Wednesday, August 27, 2008

Just pondering out loud...

Why, even when you think you are in total control of what you think and you feel does your mind and your heart still pop some suprises on you? Aren't you the master of your own destiny or something like that? Shouldn't a grown woman have some sort of an off button or something? Like a parachute as you hurtle toward the ground or a airbag in a front end crash or even one of those little beeping alarms that tell people they're too close when backing up? LoL

I feel like the girl in the book who asks for boobies from God (Are You There God? It's Me, Margaret, by Judy Blume) -

Are you there God? It's me, Chars. Can I please get a life safety feature or two installed? Maybe one of those fancy schmancy air pillow fluffy things that stunt people who jump out of windows land on? I'd be willing to pay extra for emotional airbags. And no, my boobs don't count. No matter how big they are. And maybe a roadmap so I can figure what the heck I'm doing would be nice. Or some detour signs? Or breadcrumbs? Thanks! That'd be peachy. Amen.

In all seriousness though, I've been doing a lot of thinking, honest praying and soul searching recently. Haven't found any answers yet, and not sure I will anytime soon. Just hoping for some mental clarity, calm and patience. Things all of us could use a little more of from time to time.

Last weekend was a lot of fun. I loved going to the fair and seeing so many people I'd hadn't seen in a long time. Being there just reminded me why Portage County is still home in my heart and where I probably need to be (at least closer to) long-term. I feel like I'm more me when I'm there and spending time with all the people there. It's a different vibe than Cleveland. (guess that's part of my soul searching, too)

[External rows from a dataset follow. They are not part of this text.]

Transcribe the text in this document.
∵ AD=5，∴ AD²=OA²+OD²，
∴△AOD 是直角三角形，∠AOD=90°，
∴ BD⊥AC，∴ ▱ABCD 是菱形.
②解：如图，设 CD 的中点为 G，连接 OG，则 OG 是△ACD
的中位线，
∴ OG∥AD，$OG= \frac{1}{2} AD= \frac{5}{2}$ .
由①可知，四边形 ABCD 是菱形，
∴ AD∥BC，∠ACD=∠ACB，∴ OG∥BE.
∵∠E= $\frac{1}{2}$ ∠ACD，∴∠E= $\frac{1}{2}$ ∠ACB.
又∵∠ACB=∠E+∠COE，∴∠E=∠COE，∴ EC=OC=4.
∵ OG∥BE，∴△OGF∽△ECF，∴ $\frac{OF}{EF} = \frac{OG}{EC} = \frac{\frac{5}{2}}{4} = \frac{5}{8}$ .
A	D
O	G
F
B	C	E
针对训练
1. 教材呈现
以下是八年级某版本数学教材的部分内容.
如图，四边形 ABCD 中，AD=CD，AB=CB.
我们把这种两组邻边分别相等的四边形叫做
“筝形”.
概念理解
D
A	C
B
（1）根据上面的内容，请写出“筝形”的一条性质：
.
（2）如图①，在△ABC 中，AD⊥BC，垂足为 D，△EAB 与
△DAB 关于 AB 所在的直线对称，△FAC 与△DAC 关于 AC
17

My heart is heavy with things I wish I could talk about to you all, but they're too personal. I guess the people that need to know, already know what I'm talking about. For those that don't and care to, just say a little prayer for requests unspoken in the universe in general and I'm sure God will place a few of the ones I'm thinking about on that general list of billions and billions. LoL

Hope all is going well with you, dear friends and blog readers. Let's be thankful it's hump day and all look forward to Labor Day weekend!

2 comments:

Anonymous said...

Ok, I know you don't need or want my advice, but USE YOUR HEAD...I didn't, and I regret it. If he loved either of us as much as he claimed to, then he wouldn't be putting ads on craigslist for this past weekend to hookup in chicago. He also has them for the cleveland area. Just do a search for his screenname on there. He needs help. He doesn't want to be alone. You are too smart of a girl, and you have too much going for you to go back to that. Your choice, but he hasn't done anything to change his behavior, that's obvious. Good Luck!

Anonymous said...

http://cleveland.craigslist.org/cas/815612503.html

http://chicago.craigslist.org/nwc/cas/815560794.html

http://chicago.craigslist.org/chc/cas/820364861.html

Please note the dates posted. Is that love? Has he changed? Don't be blinded like I was. Now I see.